RegionServer后臺有一組負責flush region的線程(MemStoreFlusher)，每次從flushQueue中拿出一個flush region請求，會檢查這個region是否有某個store包含的storefile個數超過配置
hbase.hstore.blockingStoreFiles，默認7，如果超過,說明storefile個數已經到了會影響讀性能的地步，那么就看這個flush region
請求是否已經有blockingWaitTime（hbase.hstore.blockingWaitTime,默認90s）沒有執行了,如果是，這時候需要立即執行flush region，為了防止OOM。如果沒有超過blockingWaitTime，那么先
看看region是否需要分裂，如果不需要，則向后臺的CompactionSplitThread請求做一次
Compaction(從這里可以看出，split優先級比compaction高)，然后重新將這個flush region加入
flushQueue，延后做flush.

重點看Compaction

Compaction以store為單位，
CompactSplitThread會為region的每個store生成一個CompactionRequest.
一個Compaction根據它包含的storefile的總大小，可以分為
large compaction和small compaction，這兩種compaction分別被兩個不同的線程池處理。
系統一般認為small compaction占大多數，所以上文中由于storefile過多系統自動觸發的system compaction 默認放入small compaction池子中處理.

//系統自動觸發的system compaction，selectNow參數為false，實際選取待compact的
filelist過程延后在CompactionRunner中做.
if (selectNow) {
    // 通過hbase shell觸發的major compaction,selectNow為true.這里進行實際的選取待compact filelist操作
    compaction = selectCompaction(r, s, priority, request);
    if (compaction == null) return null; // message logged inside
}
// We assume that most compactions are small.
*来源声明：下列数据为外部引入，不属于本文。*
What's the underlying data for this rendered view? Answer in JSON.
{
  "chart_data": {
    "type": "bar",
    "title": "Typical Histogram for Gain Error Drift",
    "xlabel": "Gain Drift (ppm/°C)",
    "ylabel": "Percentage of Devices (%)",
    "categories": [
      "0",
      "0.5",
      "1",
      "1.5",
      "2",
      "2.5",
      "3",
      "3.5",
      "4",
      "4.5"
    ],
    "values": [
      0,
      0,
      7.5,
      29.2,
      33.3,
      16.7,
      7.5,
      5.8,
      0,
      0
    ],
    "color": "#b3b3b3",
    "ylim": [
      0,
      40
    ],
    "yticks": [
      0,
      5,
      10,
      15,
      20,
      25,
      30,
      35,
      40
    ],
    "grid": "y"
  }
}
So, put system compactions
//into small pool; we will do selection there, and move to large pool if //necessary.

long size = selectNow ? compaction.getRequest().getSize() : 0;

// 從這里可以看出，用戶外部觸發的compaction默認放入small compaction線程池中處理，并且
// system compaction 也會放入small compaction線程池中，后續真正執行
// system compaction時，會根據選出的storefile的總大小來決定最終放入large還是small線程池
ThreadPoolExecutor pool = (!selectNow && s.throttleCompaction(size))? largeCompactions : smallCompactions;
pool.execute(new CompactionRunner(s, r, compaction, pool));

看看執行compaction過程的CompactionRunner任務。

 // Common case - system compaction without a file selection. Select now.
 // system compaction 還沒有選擇待compact的filelist,為null
 if (this.compaction == null) {
   int oldPriority = this.queuedPriority;
   this.queuedPriority = this.store.getCompactPriority();
   if (this.queuedPriority > oldPriority) {
     // Store priority decreased while we were in queue (due to some other compaction?),
     // requeue with new priority to avoid blocking potential higher priorities.
     this.parent.execute(this);
     return;
   }
   try {
     // 選擇storefile
     this.compaction = selectCompaction(this.region, this.store, queuedPriority, null);
   } catch (IOException ex) {
     LOG.error("Compaction selection failed " + this, ex);
     server.checkFileSystem();
     return;
   }
   if (this.compaction == null) return; // nothing to do
   // Now see if we are in correct pool for the size; if not, go to the correct one.
   // We might end up waiting for a while, so cancel the selection.
   assert this.compaction.hasSelection();
   // 判斷這次compaction放入small還是large池中執行
   ThreadPoolExecutor pool = store.throttleCompaction(
       compaction.getRequest().getSize()) ? largeCompactions : smallCompactions;
   // system compaction應該放入large池
   if (this.parent != pool) {
     this.store.cancelRequestedCompaction(this.compaction);
     this.compaction = null;
     this.parent = pool;
     // 在large池子中執行
     this.parent.execute(this);
     return;
   }
 }

large compaction和small compaction分界線由
hbase.regionserver.thread.compaction.throttle參數決定，如果沒有設置，
默認為2 * hbase.hstore.compaction.max * hbase.hregion.memstore.flush.size
全部取默認值等于2*10*128MB = 2.5GB

從以上可以看出，system compaction默認放入small池，當選出storefile list
后，再根據size去判斷最終放入small還是large線程池中執行.
對于外部觸發的compaction，放入small中執行.

選定池子后，下面看每個store compaction具體的步驟

兩個步驟:

根據某種策略生成compact的目標storefile集合
進行compaction

這兩步都在CompactionRunner這個runnable任務中完成。
這里主要說第一個步驟：入口在HStore::requestCompaction.

首先創建storeEngine相應的CompactionContext，這個context用來存各種compact相關的信息，
最重要的就是CompactionRequest，作為上面第二個步驟的輸入. HBase 0.98主要有兩種存儲引擎,DefaultStoreEngine和StripeStoreEngine，這里的存儲引擎主要是管理磁盤上的storefile文件和flush 內存中的snapshot memstore到磁盤。StripStoreEngine比較特別，
一個snapshot memstore刷到磁盤上有可能多于一個storefile文件，這里不討論.大部分人都使用默認的storeEngine.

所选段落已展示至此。